As a life-long Lancastrian ticket holder I thought this clever! {grin}
Yorkshire Pudding
(Courtesy “The Oldie” Mag)
. (Oliver Pritchett)
Isn’t time we waved Ta-Ra to the Yorkshire pudding?
Can’t we just agree that this batter concoction is simply toad-in-the-hole that has been deprived of its rightful sausage? Originally it was an aid to economising, served as a first course with gravy, to fill people up so they weren’t so hungry for the pricey meat that followed.
This echo of hard times up North does not really fit in these days with the comfortable setting of a middle-class Sunday lunch.
There is, of course, a great mystique about the precise recipe for the batter, a game of one-upmanship and an argument about whose Yorkshire pudding was more authentic.
I admit it can be fun to pour gravy into the sunken crater in the middle-but we must act our age and put away childish things like this.
The Yorkshire pudding has turned into a showpiece. How high can you make it rise? It must stand proud on the plate, a unique combination of the brittle and the soggy. (In fact it probably came from the supermarket freezer rather than from a recipe handed down through generations of Cleckheaton grannies.)

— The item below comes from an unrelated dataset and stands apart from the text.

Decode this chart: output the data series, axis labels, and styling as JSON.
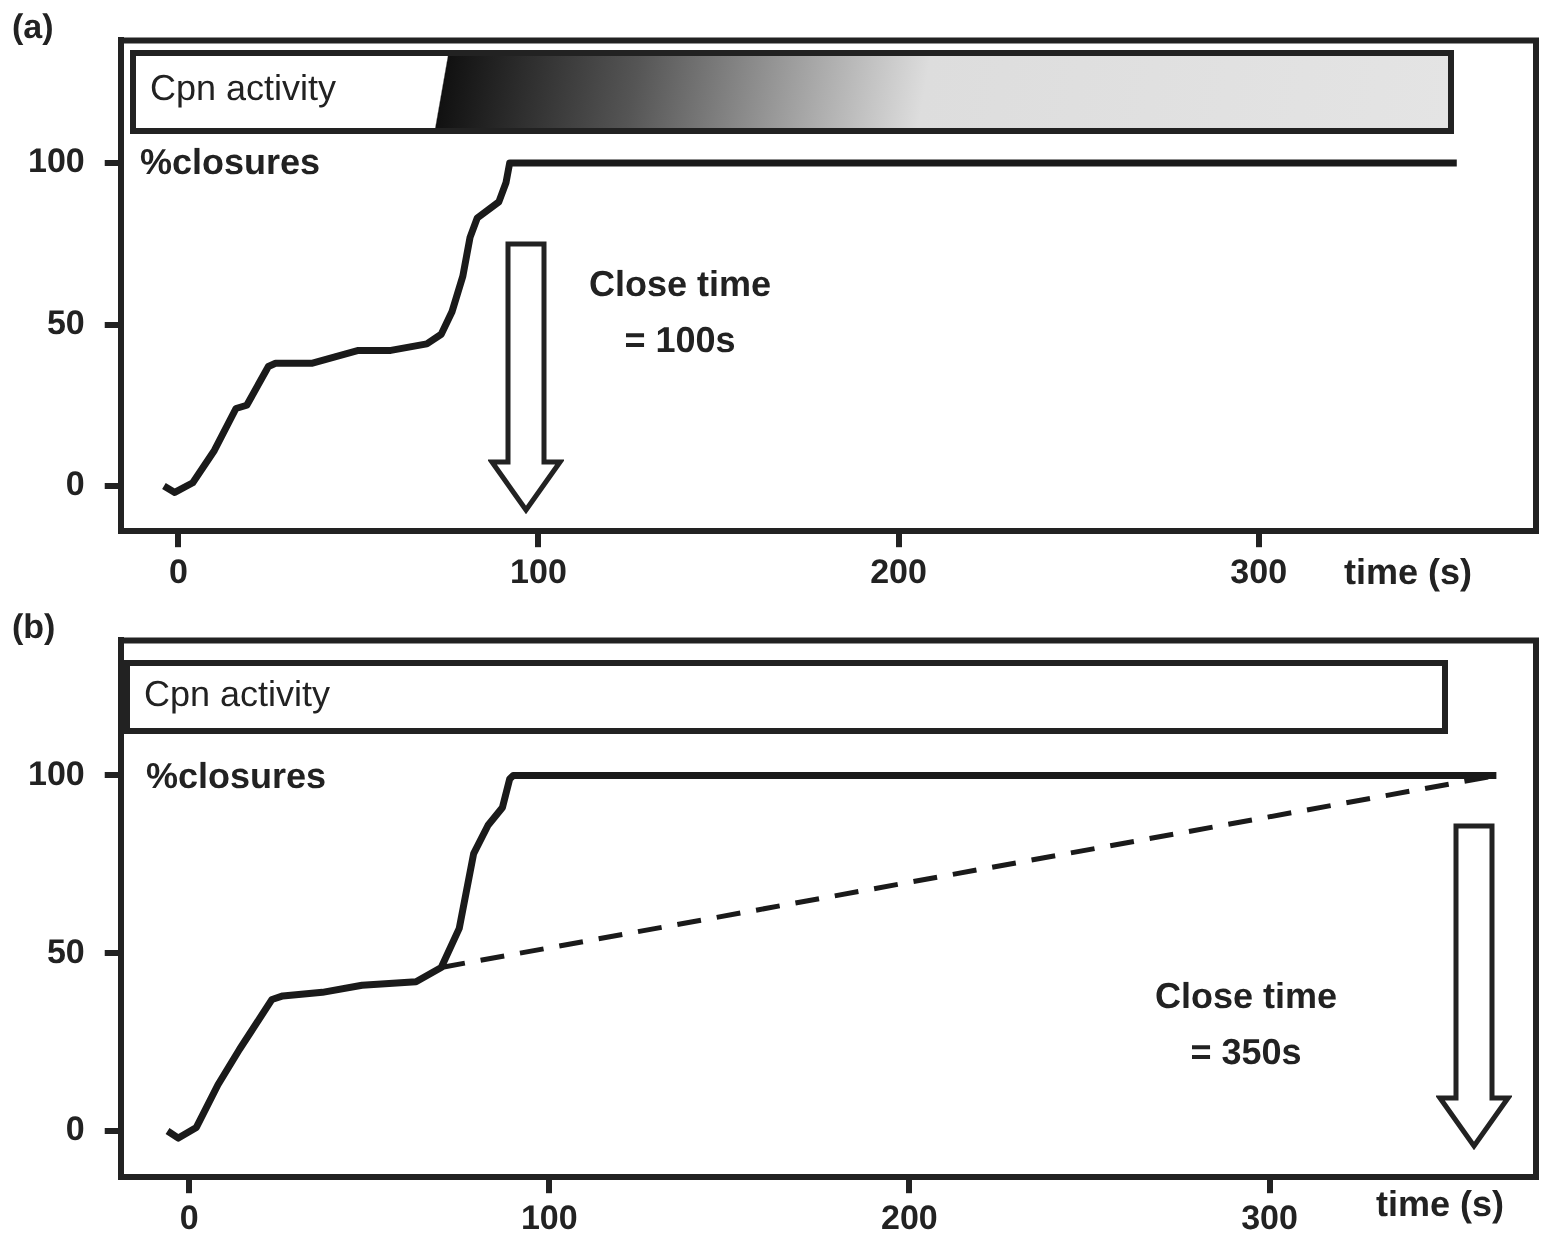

Worst of all, this dish has been taken hostage by the purveyors of the “traditional Sunday roast”. Pubs dish up monstrous , teetering towers of roasted batter, like stunted Pisas. The two veg, the sickly potatoes and the meat cower at their base. It dominates! - It comes with everything - beef, lamb, pork and chicken. The whole of Yorkshire must surely wince.
The pub landlord knows that it is, at least, fulfilling its function of dulling the appetite, deceiving us customers into feeling satisfied. So it’s good for profits. As they say, back at the brewery, where there’s batter, there’s brass!